There’s no precedent for balconies in the historic neighborhood, testified Franklin Stone, former president of the Cobble Hill Association, who called the planned balconies “ugly, cheap appendages.”

The Polhemus building is one of the finest architectural jewels in the LICH property portfolio that Fortis just acquired.

The eye-catching red-brick and limestone building, constructed in 1896-1897, originally housed a free clinic for poor people and laboratories and lecture rooms for medical education. Caroline Herriman Polhemus founded the facility as a tribute to her late husband, Henry Ditmas Polhemus.

Fortis plans to create just 17 apartments in the eight-story, 43,187-square-foot building, according to plans filed with the city Buildings Department. They will be condos, an architect for the project said at a Community Board 6 meeting in July.

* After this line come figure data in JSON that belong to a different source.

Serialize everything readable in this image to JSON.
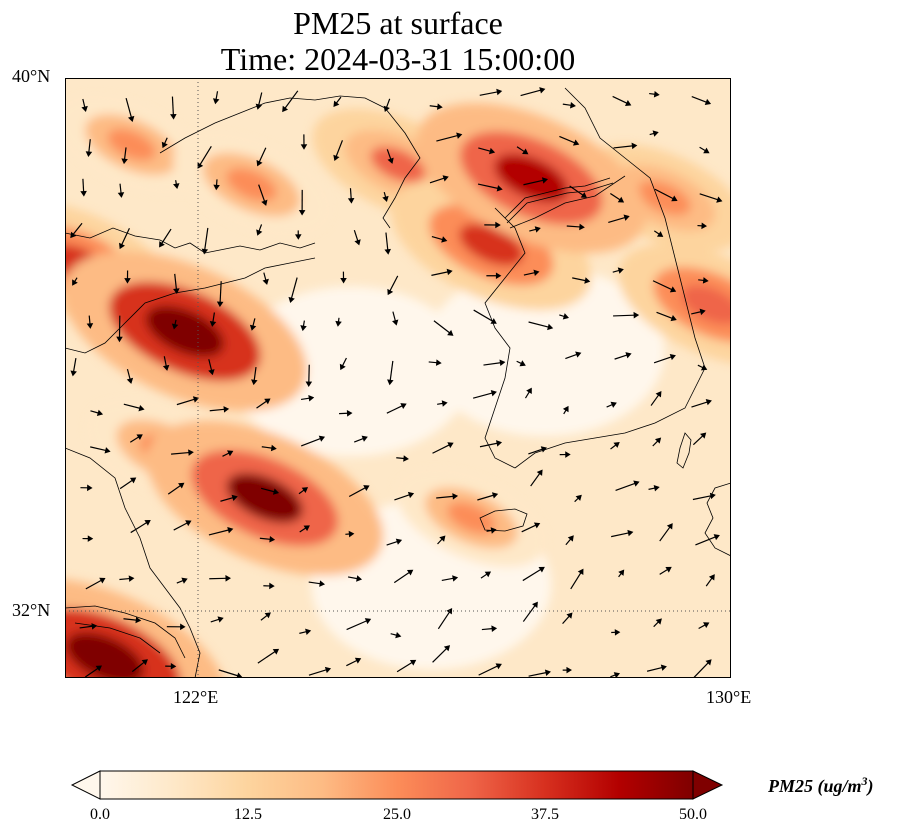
{
  "title": {
    "line1": "PM25 at surface",
    "line2": "Time: 2024-03-31 15:00:00"
  },
  "axes": {
    "lat_ticks": [
      "40°N",
      "32°N"
    ],
    "lon_ticks": [
      "122°E",
      "130°E"
    ],
    "lat_range": [
      31,
      40
    ],
    "lon_range": [
      120,
      130
    ],
    "gridlines": "dotted"
  },
  "colorbar": {
    "label_main": "PM25 (ug/m",
    "label_sup": "3",
    "label_close": ")",
    "ticks": [
      "0.0",
      "12.5",
      "25.0",
      "37.5",
      "50.0"
    ],
    "min": 0,
    "max": 50,
    "extend": "both",
    "colormap": "OrRd",
    "colors": [
      "#fff7ec",
      "#fee8c8",
      "#fdd49e",
      "#fdbb84",
      "#fc8d59",
      "#ef6548",
      "#d7301f",
      "#b30000",
      "#7f0000"
    ]
  },
  "map_data": {
    "field": "PM25",
    "hotspots": [
      {
        "lon": 121.8,
        "lat": 36.2,
        "value": 50
      },
      {
        "lon": 123.0,
        "lat": 33.7,
        "value": 48
      },
      {
        "lon": 120.6,
        "lat": 31.3,
        "value": 50
      },
      {
        "lon": 127.0,
        "lat": 38.5,
        "value": 46
      },
      {
        "lon": 126.4,
        "lat": 37.5,
        "value": 38
      },
      {
        "lon": 129.7,
        "lat": 36.6,
        "value": 34
      },
      {
        "lon": 120.2,
        "lat": 37.2,
        "value": 36
      },
      {
        "lon": 122.8,
        "lat": 38.4,
        "value": 26
      },
      {
        "lon": 125.0,
        "lat": 38.7,
        "value": 30
      },
      {
        "lon": 129.0,
        "lat": 38.2,
        "value": 28
      },
      {
        "lon": 121.0,
        "lat": 39.0,
        "value": 24
      },
      {
        "lon": 121.5,
        "lat": 34.4,
        "value": 26
      },
      {
        "lon": 126.1,
        "lat": 33.4,
        "value": 24
      }
    ],
    "clean_areas": [
      {
        "lon": 124.3,
        "lat": 35.6
      },
      {
        "lon": 127.2,
        "lat": 35.9
      },
      {
        "lon": 125.5,
        "lat": 32.4
      }
    ]
  }
}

SUNY Downstate Medical Center — the final hospital operator to own 150-year-old LICH — sold shut-down LICH to Fortis following a two-year legal battle with community groups and health-care professionals.

BKSK plans to make other changes to Polhemus Memorial, as the architecture firm calls the proposed condo project:

* The removal of a mid-20th-Century third-floor pedestrian bridge over Amity Street that connects the Polhemus building to another former LICH building

* The enlargement of small windows on the Amity Street side of the building — the LPC said some of them should only be slightly enlarged

* The construction of new bulkheads on the roof and the removal of skylights to flatten the roof so condo owners would be able to use it for outdoor amenity space

Because the building is located in the Cobble Hill Historic District Extension, its exterior cannot be changed without the LPC’s blessing.

SUNY Downstate bought the Polhemus building for $29.91 million in 2011, city Finance Department records indicate.

When the Polhemus clinic was built near the end of the 19th Century, it had one of the first X-ray machines in existence, according to the LPC’s 1988 designation report for the Cobble Hill Historic District Extension.